Fundador do WikiLeaks é liberado
25 de Junho de 2024

Após mais de cinco anos encarcerado no Reino Unido, Julian Assange, fundador do WikiLeaks, foi liberado na noite de segunda-feira (24).

O jornalista australiano acertou um acordo com o governo norte-americano, pelo qual vai se declarar culpado em um conjunto de acusações relacionadas a espionagem.

Essa negociação prevê uma sentença de 62 meses de prisão, tempo que Assange já cumpriu em território britânico.

O WikiLeaks divulgou em seu perfil no X (anteriormente conhecido como Twitter) que “Julian Assange está livre”.

A publicação informa que a libertação ocorreu após intensa campanha global para sensibilizar as autoridades.

“A liberação é o resultado de uma campanha mundial que reuniu organizadores comunitários, defensores da liberdade de imprensa, legisladores e líderes de diversas vertentes políticas, até alcançar as Nações Unidas”, destaca a publicação.

O post continua: “Isso abriu caminho para um período prolongado de negociações com o Departamento de Justiça dos EUA, culminando em um acordo que ainda precisa ser oficialmente concluído.

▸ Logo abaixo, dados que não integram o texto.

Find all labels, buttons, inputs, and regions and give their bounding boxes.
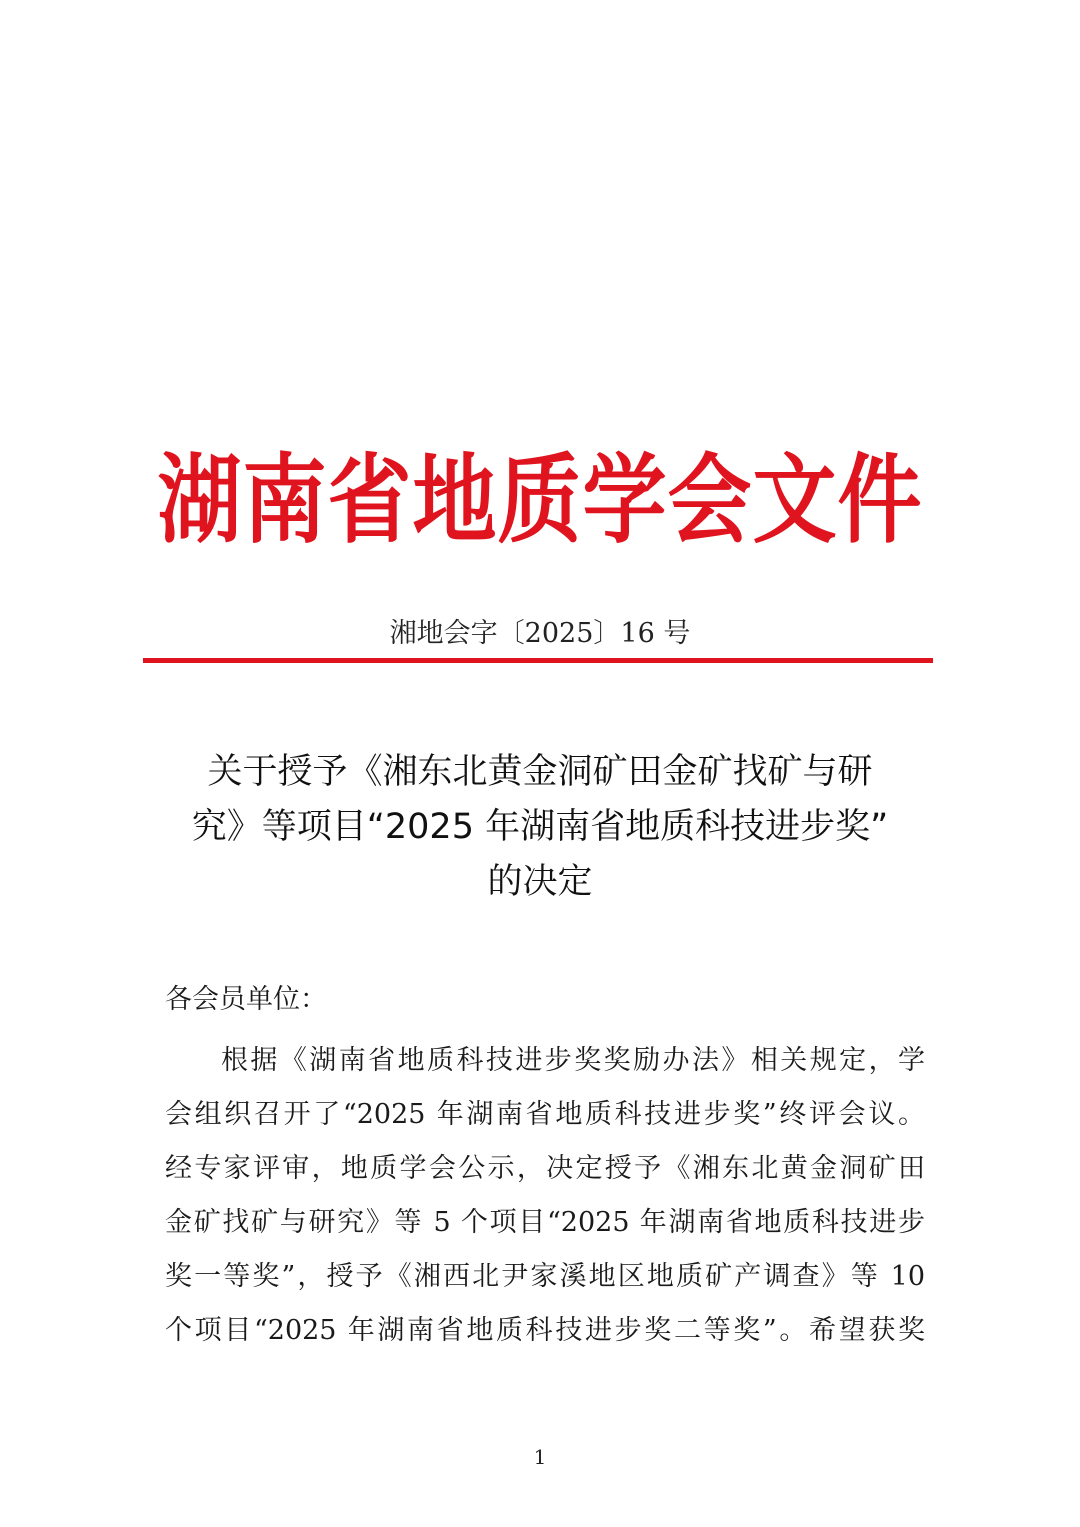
- body-paragraph: [165, 1034, 925, 1358]
- body-line: 经专家评审，地质学会公示，决定授予《湘东北黄金洞矿田: [165, 1153, 925, 1184]
- body-line: 个项目“2025 年湖南省地质科技进步奖二等奖”。希望获奖: [165, 1315, 925, 1346]
- body-line: 会组织召开了“2025 年湖南省地质科技进步奖”终评会议。: [165, 1099, 925, 1130]
- document-number: 湘地会字〔2025〕16 号: [389, 618, 691, 649]
- body-line: 奖一等奖”，授予《湘西北尹家溪地区地质矿产调查》等 10: [165, 1261, 925, 1292]
- body-line: 金矿找矿与研究》等 5 个项目“2025 年湖南省地质科技进步: [165, 1207, 925, 1238]
- red-divider-line: [143, 658, 933, 663]
- title-line: 关于授予《湘东北黄金洞矿田金矿找矿与研: [207, 752, 873, 792]
- body-line: 根据《湖南省地质科技进步奖奖励办法》相关规定，学: [221, 1045, 925, 1076]
- title-line: 的决定: [487, 862, 593, 902]
- page-number: 1: [533, 1445, 547, 1469]
- document-title: [150, 745, 930, 910]
- salutation: 各会员单位：: [165, 984, 327, 1015]
- document-masthead: 湖南省地质学会文件: [157, 443, 923, 557]
- title-line: 究》等项目“2025 年湖南省地质科技进步奖”: [191, 807, 889, 847]
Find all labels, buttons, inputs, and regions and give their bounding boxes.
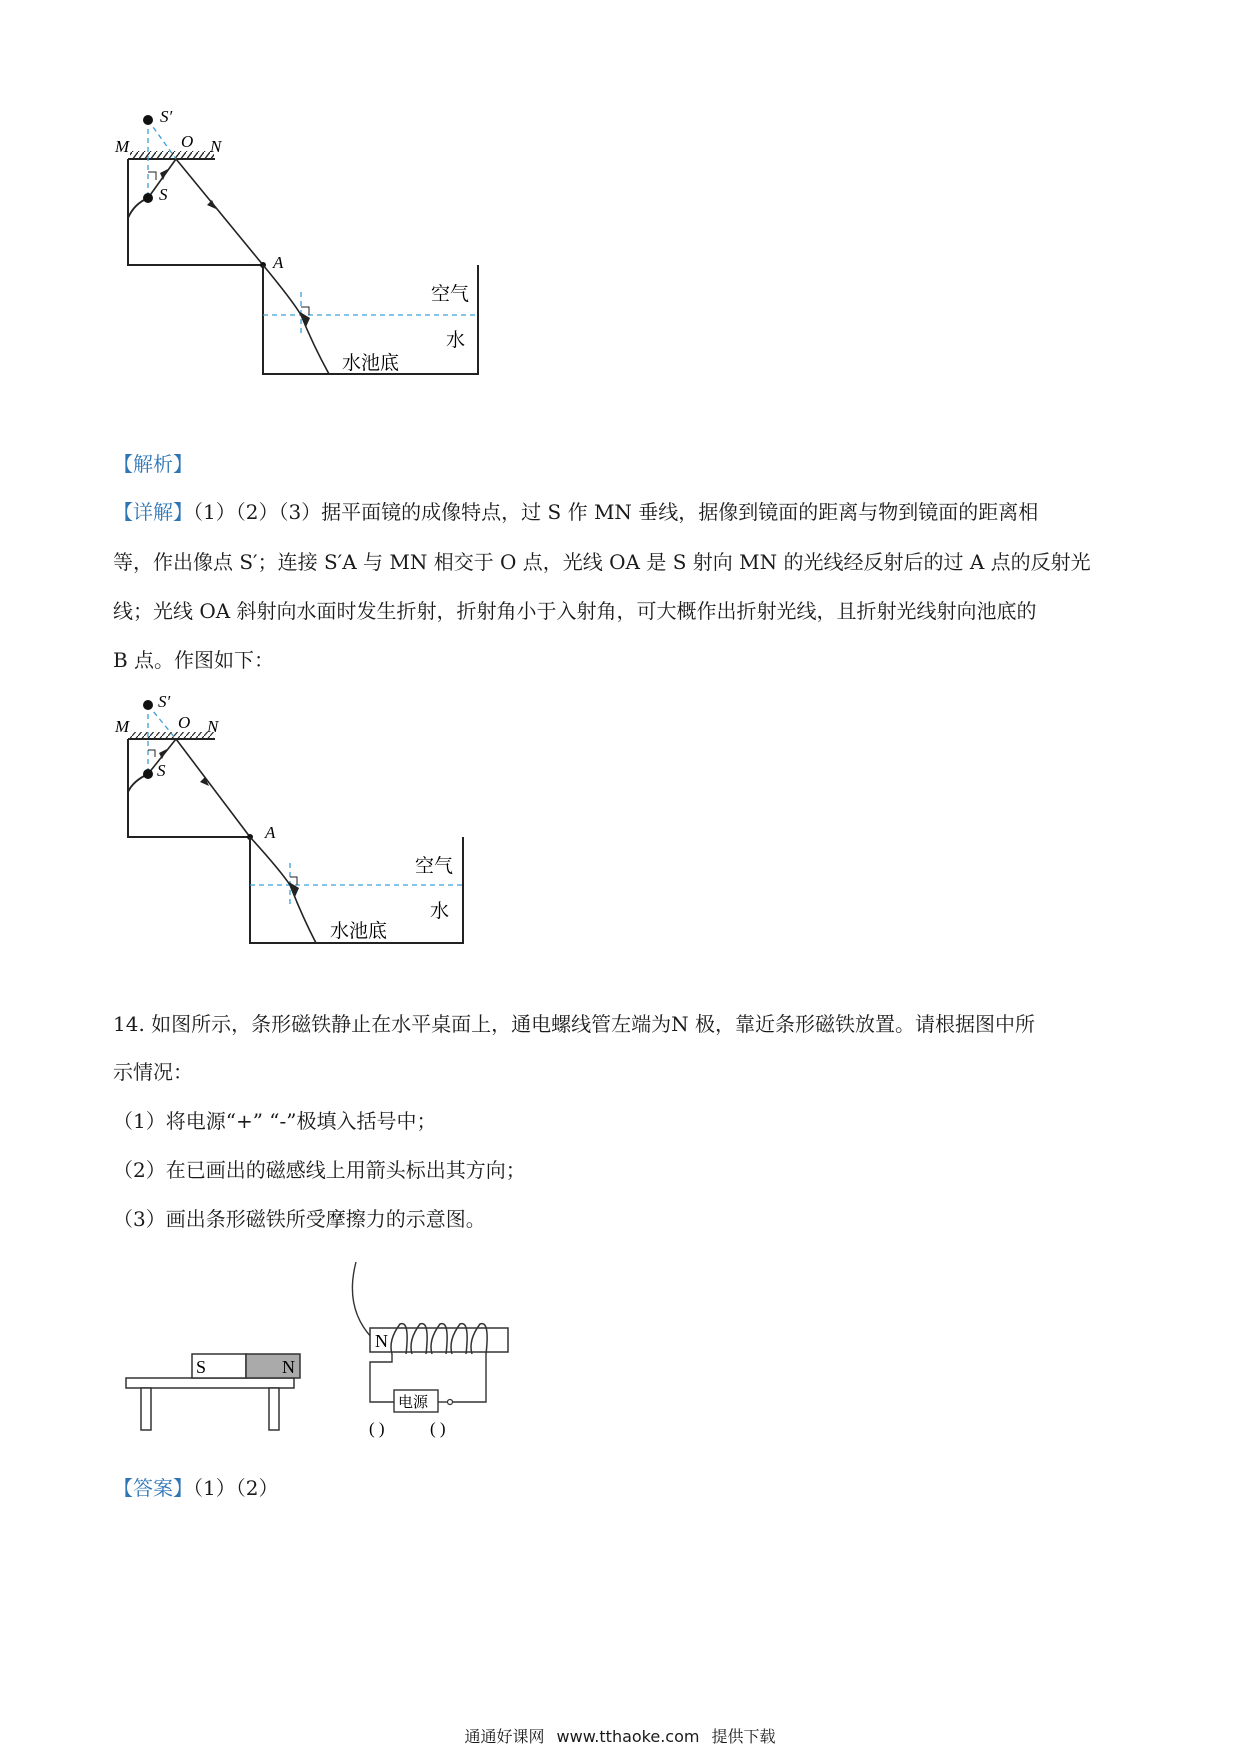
detail-text-1: （1）（2）（3）据平面镜的成像特点，过 S 作 MN 垂线，据像到镜面的距离与物到镜面的距离相	[193, 500, 1039, 524]
right-angle-mark	[148, 172, 156, 180]
label-pool-bottom: 水池底	[342, 353, 400, 374]
label-water: 水	[446, 330, 466, 351]
detail-line-4: B 点。作图如下：	[113, 648, 275, 672]
mirror-hatch	[130, 151, 214, 159]
footer-url: www.tthaoke.com	[556, 1727, 700, 1746]
circuit-wire-right	[450, 1354, 486, 1402]
label-o: O	[181, 132, 194, 151]
label-m: M	[115, 137, 130, 156]
question-14-item-3: （3）画出条形磁铁所受摩擦力的示意图。	[113, 1207, 486, 1231]
bracket-right: ( )	[430, 1419, 446, 1438]
label-s: S	[159, 185, 168, 204]
table-leg-right	[269, 1388, 279, 1430]
table-top	[126, 1378, 294, 1388]
label-s-prime: S′	[158, 692, 171, 711]
reflected-ray	[176, 739, 250, 837]
power-terminal	[448, 1400, 453, 1405]
magnet-s-label: S	[196, 1357, 207, 1377]
detail-tag: 【详解】	[113, 500, 193, 524]
footer-download: 提供下载	[711, 1727, 776, 1746]
refracted-ray	[250, 837, 316, 943]
magnet-n-label: N	[282, 1357, 295, 1377]
question-14-line-2: 示情况：	[113, 1060, 193, 1084]
detail-line-3: 线；光线 OA 斜射向水面时发生折射，折射角小于入射角，可大概作出折射光线，且折射光线射向池底的	[113, 599, 1037, 623]
optics-figure-answer	[0, 680, 500, 950]
optics-figure-top	[0, 0, 520, 400]
label-water: 水	[430, 901, 450, 922]
answer-tag: 【答案】	[113, 1476, 193, 1500]
refracted-ray	[263, 265, 329, 374]
point-s	[143, 193, 153, 203]
point-s-prime	[143, 115, 153, 125]
answer-line	[113, 1474, 1123, 1502]
detail-line-2: 等，作出像点 S′；连接 S′A 与 MN 相交于 O 点，光线 OA 是 S 射向 MN 的光线经反射后的过 A 点的反射光	[113, 550, 1091, 574]
table-leg-left	[141, 1388, 151, 1430]
magnet-solenoid-figure	[0, 1250, 560, 1450]
label-n: N	[207, 717, 219, 736]
magnetic-field-line	[352, 1262, 372, 1338]
page-footer	[0, 1726, 1240, 1748]
question-14-item-2: （2）在已画出的磁感线上用箭头标出其方向；	[113, 1158, 526, 1182]
label-pool-bottom: 水池底	[330, 921, 388, 942]
reflected-arrow	[207, 200, 216, 209]
analysis-heading: 【解析】	[113, 452, 193, 476]
reflected-ray	[176, 159, 263, 265]
bracket-left: ( )	[369, 1419, 385, 1438]
question-14-item-1: （1）将电源“+” “-”极填入括号中；	[113, 1109, 437, 1133]
label-s-prime: S′	[160, 107, 173, 126]
label-air: 空气	[431, 284, 470, 305]
right-angle-mark	[148, 750, 155, 757]
label-s: S	[157, 761, 166, 780]
label-n: N	[210, 137, 222, 156]
label-m: M	[115, 717, 130, 736]
answer-text: （1）（2）	[193, 1476, 279, 1500]
question-14-line-1: 14. 如图所示，条形磁铁静止在水平桌面上，通电螺线管左端为N 极，靠近条形磁铁放置。请根据图中所	[113, 1012, 1036, 1036]
point-s-prime	[143, 700, 153, 710]
footer-site: 通通好课网	[464, 1727, 545, 1746]
solenoid-n-label: N	[375, 1331, 388, 1351]
label-a: A	[273, 253, 284, 272]
detail-line-1	[113, 498, 1123, 526]
label-o: O	[178, 713, 191, 732]
circuit-wire-left	[370, 1354, 394, 1402]
label-a: A	[265, 823, 276, 842]
wall-outline	[128, 739, 250, 837]
power-supply-label: 电源	[398, 1395, 429, 1411]
mirror-hatch	[130, 732, 214, 739]
label-air: 空气	[415, 856, 454, 877]
point-s	[143, 769, 153, 779]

Mais informações serão fornecidas em breve”.

Assange foi detido em 2019 e passou 1901 dias na prisão de segurança máxima de Belmarsh, na Inglaterra, em uma cela de 2x3 metros.

Ele é reconhecido por fundar o WikiLeaks, responsável pelo vazamento de documentos confidenciais, como a invasão dos EUA ao Afeganistão e as eleições americanas.

A liberdade de Assange veio mediante um pacto com a Justiça dos EUA, onde ele admitirá ter infringido a lei de espionagem americana.

Essa lei abrange conspiração para adquirir e disseminar documentação confidencial (secreta) de defesa nacional.

A audiência está agendada para terça-feira (25) às 20h, nas Ilhas Marianas do Norte.

Prevê-se que Assange receba uma sentença de 62 meses de reclusão, porém, tendo já cumprido este período no Reino Unido, ele será libertado.

Sua família espera que ele retorne à Austrália em seguida.

Lembrando que, em junho de 2022, o Reino Unido já havia aprovado a extradição de Assange para os EUA, onde o país tenta, há anos, julgá-lo por acusações incluindo conspiração, invasão hacker e espionagem.